Снова замолчали. В тишине подступали ночные звуки: козодой заскрипел на болоте, где-то гавкнула собака, протопал в поле табун — в ночное погнали.
— А давно ты приехал? Почему же не зашел ко мне, что же ты здесь сидишь, — спохватилась она.
Улыбнулся, ответил не сразу.
— В деревне был, у какой-то тетушки разузнал о тебе. Потом сделал вид, что ушел. А сам засел в кустах, взял под наблюдение твою избушку. На ночь решил перебраться к этому стогу, и вдруг — ты идешь!
— Да почему сразу не ко мне? Отдохнул бы с дороги, ключ я не прячу, увидел бы — на гвозде висит.

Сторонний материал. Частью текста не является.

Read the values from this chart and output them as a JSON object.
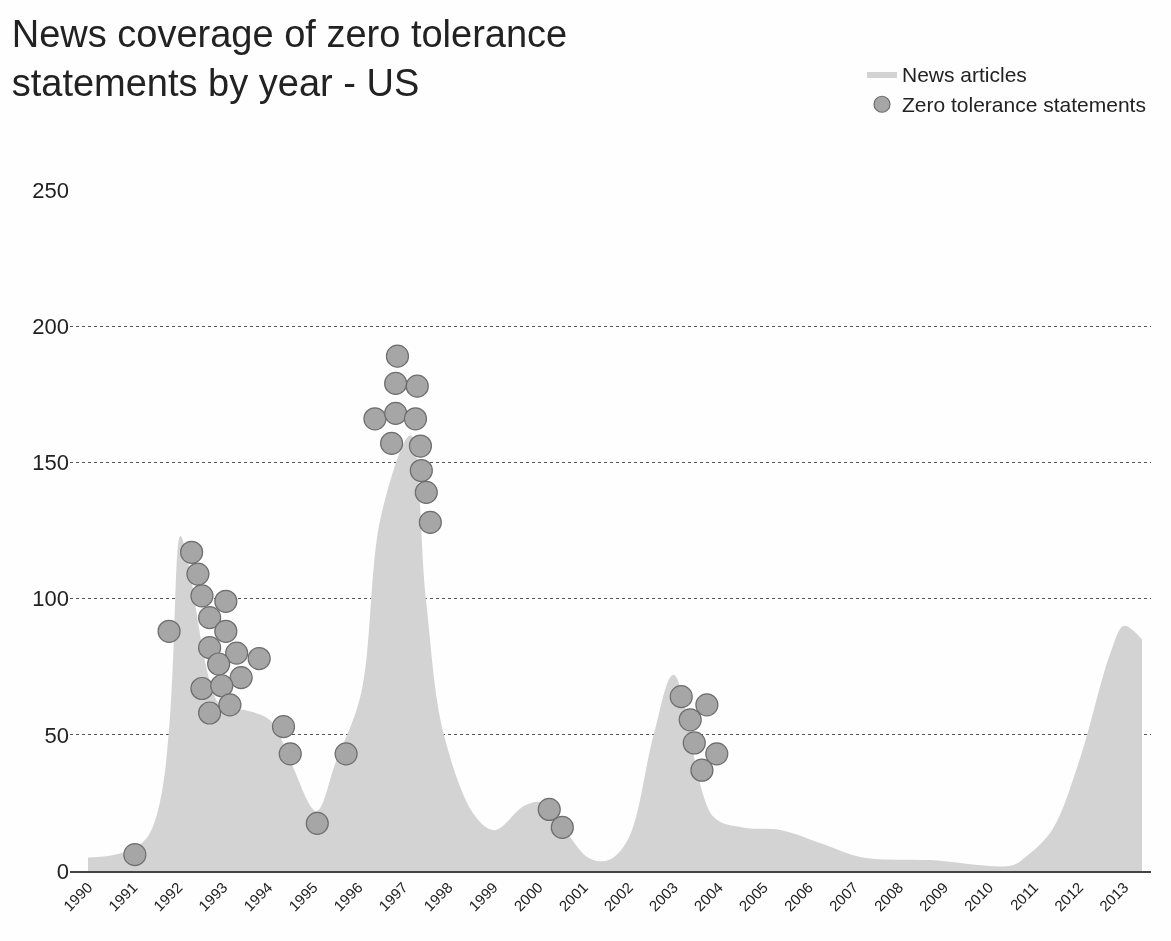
{
  "chart_data": {
    "type": "area",
    "title": "News coverage of zero tolerance statements by year - US",
    "xlim": [
      1989.6,
      2013.6
    ],
    "xticks": [
      1990,
      1991,
      1992,
      1993,
      1994,
      1995,
      1996,
      1997,
      1998,
      1999,
      2000,
      2001,
      2002,
      2003,
      2004,
      2005,
      2006,
      2007,
      2008,
      2009,
      2010,
      2011,
      2012,
      2013
    ],
    "ylim": [
      0,
      250
    ],
    "yticks": [
      0,
      50,
      100,
      150,
      200,
      250
    ],
    "grid": "y",
    "legend": "top right",
    "series": [
      {
        "name": "News articles",
        "color": "#d3d3d3",
        "x": [
          1990.0,
          1991.1,
          1991.3,
          1992.05,
          1992.2,
          1992.97,
          1993.5,
          1994.07,
          1994.5,
          1995.07,
          1995.5,
          1996.06,
          1996.5,
          1996.83,
          1996.94,
          1997.16,
          1997.5,
          1997.9,
          1998.6,
          1999.03,
          1999.7,
          2000.1,
          2000.57,
          2001.1,
          2001.56,
          2002.0,
          2002.56,
          2003.0,
          2003.44,
          2003.88,
          2004.54,
          2005.4,
          2006.3,
          2007.2,
          2008.7,
          2010.5,
          2010.8,
          2011.4,
          2012.0,
          2012.7,
          2013.0,
          2013.4
        ],
        "values": [
          5,
          null,
          12,
          123,
          115,
          60,
          59,
          55,
          40,
          22,
          40,
          65,
          130,
          null,
          null,
          160,
          100,
          50,
          20,
          15,
          24,
          25,
          null,
          5,
          4,
          12,
          50,
          72,
          null,
          20,
          16,
          15,
          10,
          5,
          4,
          2,
          5,
          15,
          40,
          80,
          90,
          85
        ]
      },
      {
        "name": "Zero tolerance statements",
        "type": "scatter",
        "color": "#a6a6a6",
        "marker": "circle",
        "x": [
          1991.04,
          1991.8,
          1992.3,
          1992.44,
          1992.53,
          1993.06,
          1992.7,
          1993.06,
          1992.7,
          1993.3,
          1993.8,
          1992.9,
          1993.4,
          1992.53,
          1992.97,
          1992.7,
          1993.15,
          1994.34,
          1994.49,
          1995.09,
          1995.73,
          1996.37,
          1996.83,
          1996.74,
          1996.83,
          1996.87,
          1997.31,
          1997.27,
          1997.38,
          1997.4,
          1997.51,
          1997.6,
          2000.24,
          2000.53,
          2003.17,
          2003.74,
          2003.37,
          2003.46,
          2003.96,
          2003.63
        ],
        "values": [
          6,
          88,
          117,
          109,
          101,
          99,
          93,
          88,
          82,
          80,
          78,
          76,
          71,
          67,
          68,
          58,
          61,
          53,
          43,
          17.5,
          43,
          166,
          168,
          157,
          179,
          189,
          178,
          166,
          156,
          147,
          139,
          128,
          22.6,
          16,
          64,
          61,
          55.5,
          47,
          43,
          37
        ]
      }
    ]
  }
}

— А что, у вас разве посторонние солдаты так запросто заходят к молодым учительницам?
Она рассмеялась.
— Вот ты какой, «посторонний солдат». Осторожный.
— Старый разведчик. Четырежды простреленный, уволен в отпуск впредь до особого распоряжения.
— Тебя ранили? Тяжело?.. Не болит?
— Все зажило. Могу работать в МТС, комбайнером, грузовик водить. Все могу, лишь бы жить рядом с тобой.
— А помнишь, ты хотел стать журналистом?
— Стал. В ротном масштабе. Но сейчас не до этого. Сейчас главное — вместе быть, мне и тебе.
— Ну вот… Мы и вместе.
— На всю жизнь? — голос его сел от волнения, прозвучал как-то необычно, с хрипотцой.
— На всю жизнь.
Где-то за лесом, в излучинах речных возник ветер, взметнул широким прохладным полотнищем, кустарник над рекой зашумел, сонно пискнула какая-то пичуга.
— Дождь будет, — сказала Катя.
Он потянулся к ней, бережно обнял. И пришлось посмотреть прямо в его глаза, а они были все такие же, глаза Женьки Глебова. Темные и как будто чуточку насмешливые. Вспомнилось, как в школьные годы пряталась, лишь бы не встречаться с ними. И как после одного вечера школьного болела рука. Она и сейчас ноет. А она сразу и не заметила, что ноет… Потихоньку приложила руку к его лбу, и боль унялась.
— Нам скорее пожениться надо, — прошептал он. — Завтра же. Как это у вас делают? Просто расписываются в сельсовете, да?
— Не знаю. Кажется, свидетели какие-то нужны. Правда, а где же мы возьмем свидетелей?
— Придется так: надену свои медали, выйду на площадь и позову кого-нибудь, кто случится. Неужели откажут?
— То-то переполох начнется, — она улыбнулась. — А твои родители знают?
— Я ведь тоже, как и ты, потерял всех. Кроме тебя, нет у меня никого. Катя взяла его руку, прижалась к ней горячей щекой.
— И ты все эти годы был на войне? С самого начала?
— Да.
— Страшно на фронте? Расскажи.
— У нас ведь будет еще достаточно времени, чтобы поговорить о фронте. Так ведь? Лучше иди ко мне… Нет, это и правда — ты? Я не сплю?
— Знаешь, давай побежим к реке. Искупаться хочешь? Тут одно место хорошее есть. Ты любишь купаться?
— Последний раз купался, когда Днепр форсировали. Ох, и купался же!..
— Только ты иди вон туда, правее, потому что я у этого камня раздеваться люблю.
— Согласен. Но с условием: завтра, по обычаю свадебному, я тебя в хату на руках внесу. А сейчас дай перенесу тебя хоть вот через эту речушку. Ну как? Идет?
— Разве так надо?
— Надо…
Сильно и свежо подуло с реки. Был август сорок четвертого года.